Innoprax, also of Switzerland, recently added Caffe Lattesso Sport to its coffee-milk lineup. Each 250-milliliter cup with sipping lid contains 16 grams of high-quality milk protein for building and preserving muscle mass. The powerful caffeine boost (140 milligrams) from fresh espresso stimulates the central nervous system and helps the consumer take full advantage of their potential, according to the company. Ideally one should enjoy a cup of Caffe Lattesso Sport one hour before or after training. The drink is a blend of 75% lactose-free skimmed milk with added milk protein, 21% Arabica highland coffee and 4% sugar. (Note the lactose-free attribute.)
2. Focus on Frozen Protein Snacks. There’s a lot of better-for-you products competing for space in retail freezers, mostly in the form of pints or multi-pack novelties. The opportunity is in individual units for the grab-and-go consumer. It’s all about the convenience channel, including the kiosk at the gym and vendors at sports complexes.
Kri of Greece extends its High Protein Super Spoon brand to the freezer case. The brand made its debut about two years ago as a refrigerated yogurt. Now it’s a frozen product. The product is Greek yogurt combined with superfruits and frozen in single-serve cups that come with a spoon. Flavors are: Blackberry, Black Currant, Blueberry and Cranberry. Each 105-gram cup packs in 9.3 grams of protein.

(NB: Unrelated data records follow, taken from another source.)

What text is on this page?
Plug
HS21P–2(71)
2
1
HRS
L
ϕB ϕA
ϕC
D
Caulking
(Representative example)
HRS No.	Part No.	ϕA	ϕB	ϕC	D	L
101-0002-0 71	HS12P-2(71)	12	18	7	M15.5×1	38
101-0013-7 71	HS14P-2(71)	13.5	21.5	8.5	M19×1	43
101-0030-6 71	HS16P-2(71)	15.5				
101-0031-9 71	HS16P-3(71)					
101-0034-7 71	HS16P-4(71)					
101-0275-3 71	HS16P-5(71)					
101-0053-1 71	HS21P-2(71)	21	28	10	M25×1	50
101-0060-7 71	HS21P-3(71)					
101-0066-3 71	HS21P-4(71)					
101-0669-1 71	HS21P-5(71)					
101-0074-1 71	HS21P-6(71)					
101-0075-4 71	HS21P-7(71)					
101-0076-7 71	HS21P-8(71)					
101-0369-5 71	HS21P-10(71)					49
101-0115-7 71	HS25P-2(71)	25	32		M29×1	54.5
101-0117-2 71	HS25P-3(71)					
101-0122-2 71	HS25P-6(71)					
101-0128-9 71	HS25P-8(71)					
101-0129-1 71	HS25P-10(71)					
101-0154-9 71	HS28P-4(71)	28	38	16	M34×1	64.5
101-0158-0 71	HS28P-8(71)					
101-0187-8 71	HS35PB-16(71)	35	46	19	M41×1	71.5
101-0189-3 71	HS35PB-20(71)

In Sweden, Lohilo plans to roll out in early 2018 a line of grab-and-go protein ice cream bars. The initial rollout will be in Caramel & Pecan and Cookies & Cream flavors. The bars are designed to be an alternative to traditional post-workout and energy bars. Lohilio products are “lo” in carbs, “hi” in protein and “lo” in fat. The lactose-free bars contain 3.2 grams of sugar and 6 grams of protein.

3. Go Lactose Free. That brings me to lactose. Back to that room full of high school seniors. Would you believe a show of hands revealed that half the class, if not more, is lactose intolerant? I don’t believe it either. The problem is, they do. Lactose continues to be a major deterrent to consuming dairy foods. All innovation moving forward should make a lactose free claim a priority. Have this work to your advantage in terms of manipulating sweetness and possibly reducing added sugars.

That’s what Germany’s Emmi is doing with its Caffe Latte ready-to-drink coffee milk line. The beverage brand now includes a range of lactose-free formulations. Starting in February 2018, there will be new Emmi Caffe Latte Balance without lactose and reduced in calories and fat.

The people at Omira GmbH in Germany have built an entire business around lactose-free dairy foods with its MinusL brand. This month the company is adding three protein power foods to the lineup. There’s a 1-liter milk carton that contains 51 grams of protein and a fresh cheese with fruit cup concept that provides 12 grams of protein.

The dairy industry must constantly evolve to stay relevant, to be part of the conversation.

Need some additional brainstorming assistance? Let me introduce you to my oldest son’s classmates.